The Guizhou government has promised to do so, saying it will “hold sternly accountable any behaviour that infringes upon the legitimate interests of private entrepreneurs,” according to The Wall Street Journal.

The controversy arose as China’s leaders prepared to meet in Beijing this week for an annual session of the country’s rubber-stamp parliament at which the state of the economy was to take top billing. Factory activity slowed for the fifth consecutive month in February, according to data released March 1, and the country’s stock markets have also struggled amid a property slump and widespread lack of confidence.

Writing on social media, influential Chinese commentator Hu Xijin said authorities across the country must “invigorate the economy, do everything to raise ordinary people’s incomes, and at the same time, ease the government’s tight finances.”

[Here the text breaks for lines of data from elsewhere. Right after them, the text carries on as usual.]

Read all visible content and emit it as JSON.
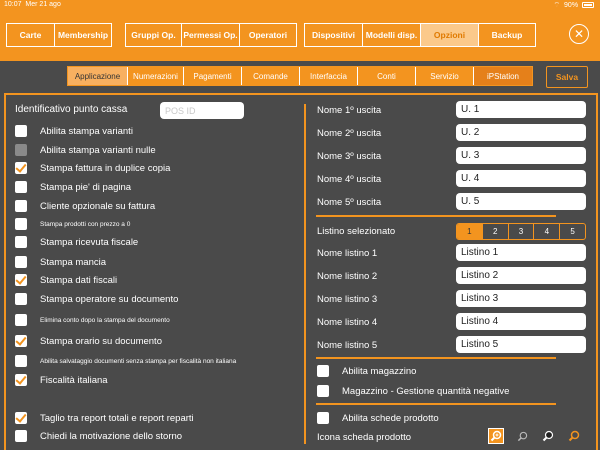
{
  "status_bar": {
    "time": "10:07",
    "date": "Mer 21 ago",
    "battery": "90%"
  },
  "top_tabs": {
    "group1": [
      "Carte",
      "Membership"
    ],
    "group2": [
      "Gruppi Op.",
      "Permessi Op.",
      "Operatori"
    ],
    "group3": [
      "Dispositivi",
      "Modelli disp.",
      "Opzioni",
      "Backup"
    ],
    "active": "Opzioni"
  },
  "sub_tabs": {
    "items": [
      "Applicazione",
      "Numerazioni",
      "Pagamenti",
      "Comande",
      "Interfaccia",
      "Conti",
      "Servizio",
      "iPStation"
    ],
    "active": "Applicazione",
    "save_label": "Salva"
  },
  "left": {
    "pos_label": "Identificativo punto cassa",
    "pos_placeholder": "POS ID",
    "options": [
      {
        "label": "Abilita stampa varianti",
        "checked": false
      },
      {
        "label": "Abilita stampa varianti nulle",
        "checked": false,
        "disabled": true
      },
      {
        "label": "Stampa fattura in duplice copia",
        "checked": true
      },
      {
        "label": "Stampa pie' di pagina",
        "checked": false
      },
      {
        "label": "Cliente opzionale su fattura",
        "checked": false
      },
      {
        "label": "Stampa prodotti con prezzo a 0",
        "checked": false,
        "small": true
      },
      {
        "label": "Stampa ricevuta fiscale",
        "checked": false
      },
      {
        "label": "Stampa mancia",
        "checked": false
      },
      {
        "label": "Stampa dati fiscali",
        "checked": true
      },
      {
        "label": "Stampa operatore su documento",
        "checked": false
      },
      {
        "label": "Elimina conto dopo la stampa del documento",
        "checked": false,
        "small": true
      },
      {
        "label": "Stampa orario su documento",
        "checked": true
      },
      {
        "label": "Abilita salvataggio documenti senza stampa per fiscalità non italiana",
        "checked": false,
        "small": true
      },
      {
        "label": "Fiscalità italiana",
        "checked": true
      },
      {
        "label": "Taglio tra report totali e report reparti",
        "checked": true
      },
      {
        "label": "Chiedi la motivazione dello storno",
        "checked": false
      }
    ]
  },
  "right": {
    "outputs": [
      {
        "label": "Nome 1º uscita",
        "value": "U. 1"
      },
      {
        "label": "Nome 2º uscita",
        "value": "U. 2"
      },
      {
        "label": "Nome 3º uscita",
        "value": "U. 3"
      },
      {
        "label": "Nome 4º uscita",
        "value": "U. 4"
      },
      {
        "label": "Nome 5º uscita",
        "value": "U. 5"
      }
    ],
    "listino_label": "Listino selezionato",
    "listino_options": [
      "1",
      "2",
      "3",
      "4",
      "5"
    ],
    "listino_selected": "1",
    "listini": [
      {
        "label": "Nome listino 1",
        "value": "Listino 1"
      },
      {
        "label": "Nome listino 2",
        "value": "Listino 2"
      },
      {
        "label": "Nome listino 3",
        "value": "Listino 3"
      },
      {
        "label": "Nome listino 4",
        "value": "Listino 4"
      },
      {
        "label": "Nome listino 5",
        "value": "Listino 5"
      }
    ],
    "magazzino": [
      {
        "label": "Abilita magazzino",
        "checked": false
      },
      {
        "label": "Magazzino - Gestione quantità negative",
        "checked": false
      }
    ],
    "schede": {
      "label": "Abilita schede prodotto",
      "checked": false
    },
    "icon_label": "Icona scheda prodotto",
    "icons": [
      "zoom-in-icon",
      "zoom-in-small-icon",
      "zoom-in-dark-icon",
      "zoom-in-orange-icon"
    ]
  },
  "colors": {
    "accent": "#f3941f",
    "background": "#4a4a4a"
  }
}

Li Jianfeng, a former judge in China who now lives in Vancouver, said he had noted incidents of persecution experienced by Chinese entrepreneurs, including the heads of listed companies. As a former judge in the Economic Department of Ningde Municipal Intermediate People’s Court, Fujian Province, Mr. Li said there were many ways for local governments to go after entrepreneurs.

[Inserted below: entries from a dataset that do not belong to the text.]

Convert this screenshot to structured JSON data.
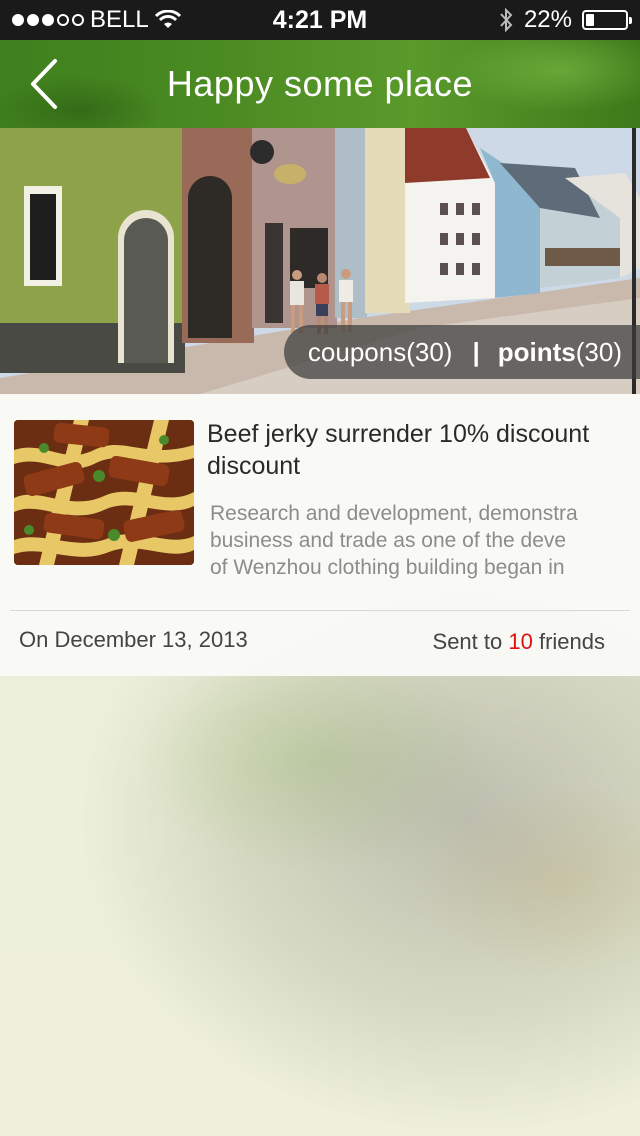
{
  "status_bar": {
    "carrier": "BELL",
    "time": "4:21 PM",
    "battery_percent": "22%",
    "battery_level": 0.22,
    "signal_filled": 3,
    "signal_total": 5,
    "icons": [
      "wifi-icon",
      "bluetooth-icon",
      "battery-icon"
    ]
  },
  "nav": {
    "title": "Happy some place",
    "back_icon": "chevron-left-icon"
  },
  "hero": {
    "coupons_label": "coupons",
    "coupons_count": "(30)",
    "divider": "|",
    "points_label": "points",
    "points_count": "(30)"
  },
  "item": {
    "title": "Beef jerky surrender 10% discount discount",
    "description_lines": [
      "Research and development, demonstra",
      "business and trade as one of the deve",
      "of Wenzhou clothing building began in"
    ],
    "date": "On December 13, 2013",
    "sent_prefix": "Sent to ",
    "sent_count": "10",
    "sent_suffix": " friends"
  },
  "colors": {
    "nav_green": "#4b8b22",
    "accent_red": "#e01010",
    "status_bar_bg": "#1a1a1a"
  }
}
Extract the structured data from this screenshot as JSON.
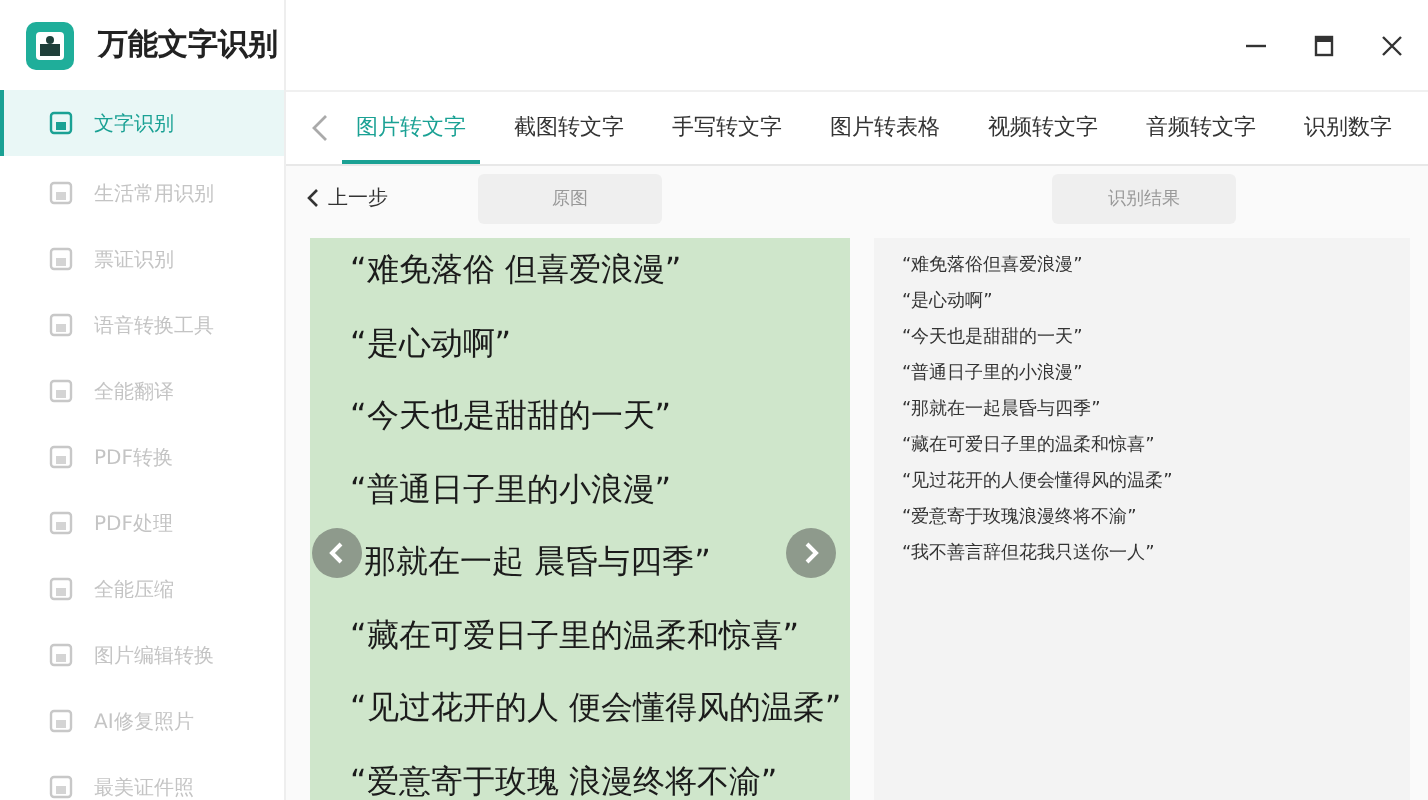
{
  "app": {
    "title": "万能文字识别"
  },
  "sidebar": {
    "items": [
      {
        "label": "文字识别",
        "selected": true
      },
      {
        "label": "生活常用识别",
        "selected": false
      },
      {
        "label": "票证识别",
        "selected": false
      },
      {
        "label": "语音转换工具",
        "selected": false
      },
      {
        "label": "全能翻译",
        "selected": false
      },
      {
        "label": "PDF转换",
        "selected": false
      },
      {
        "label": "PDF处理",
        "selected": false
      },
      {
        "label": "全能压缩",
        "selected": false
      },
      {
        "label": "图片编辑转换",
        "selected": false
      },
      {
        "label": "AI修复照片",
        "selected": false
      },
      {
        "label": "最美证件照",
        "selected": false
      }
    ]
  },
  "tabs": [
    {
      "label": "图片转文字",
      "selected": true
    },
    {
      "label": "截图转文字",
      "selected": false
    },
    {
      "label": "手写转文字",
      "selected": false
    },
    {
      "label": "图片转表格",
      "selected": false
    },
    {
      "label": "视频转文字",
      "selected": false
    },
    {
      "label": "音频转文字",
      "selected": false
    },
    {
      "label": "识别数字",
      "selected": false
    }
  ],
  "back": "上一步",
  "source_label": "原图",
  "result_label": "识别结果",
  "source_lines": [
    "“难免落俗  但喜爱浪漫”",
    "“是心动啊”",
    "“今天也是甜甜的一天”",
    "“普通日子里的小浪漫”",
    "那就在一起  晨昏与四季”",
    "“藏在可爱日子里的温柔和惊喜”",
    "“见过花开的人  便会懂得风的温柔”",
    "“爱意寄于玫瑰  浪漫终将不渝”"
  ],
  "result_lines": [
    "“难免落俗但喜爱浪漫”",
    "“是心动啊”",
    "“今天也是甜甜的一天”",
    "“普通日子里的小浪漫”",
    "“那就在一起晨昏与四季”",
    "“藏在可爱日子里的温柔和惊喜”",
    "“见过花开的人便会懂得风的温柔”",
    "“爱意寄于玫瑰浪漫终将不渝”",
    "“我不善言辞但花我只送你一人”"
  ]
}
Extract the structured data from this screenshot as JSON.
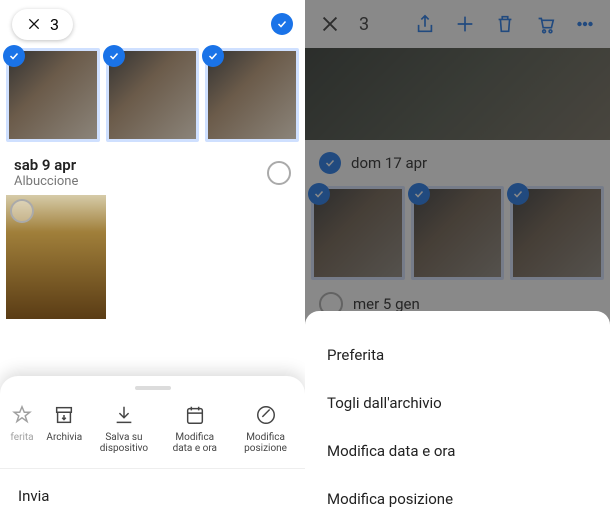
{
  "left": {
    "count": "3",
    "sect1": {
      "date": "sab 9 apr",
      "place": "Albuccione"
    },
    "actions": {
      "fav": "ferita",
      "arch": "Archivia",
      "save": "Salva su dispositivo",
      "date": "Modifica data e ora",
      "loc": "Modifica posizione"
    },
    "send": "Invia"
  },
  "right": {
    "count": "3",
    "sect1": "dom 17 apr",
    "sect2": "mer 5 gen",
    "menu": {
      "fav": "Preferita",
      "unarch": "Togli dall'archivio",
      "date": "Modifica data e ora",
      "loc": "Modifica posizione"
    }
  }
}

If private businesses strictly adhere to tax laws and regulations, many of them would struggle to operate, he said, forcing them to engage in dubious or outright illegal activities, making it easy to prosecute owners should they fall out of favour with local officials.

Mr. Sun said he was in touch with many other Chinese business people living overseas who all “made a huge contribution to China’s economy.”

“In past decades, we were afraid of the government; we were threatened, we compromised, and we tolerated, but what was the result?” he said.

“I believe that more entrepreneurs living overseas will respond to this call to come forward and reveal the truth.”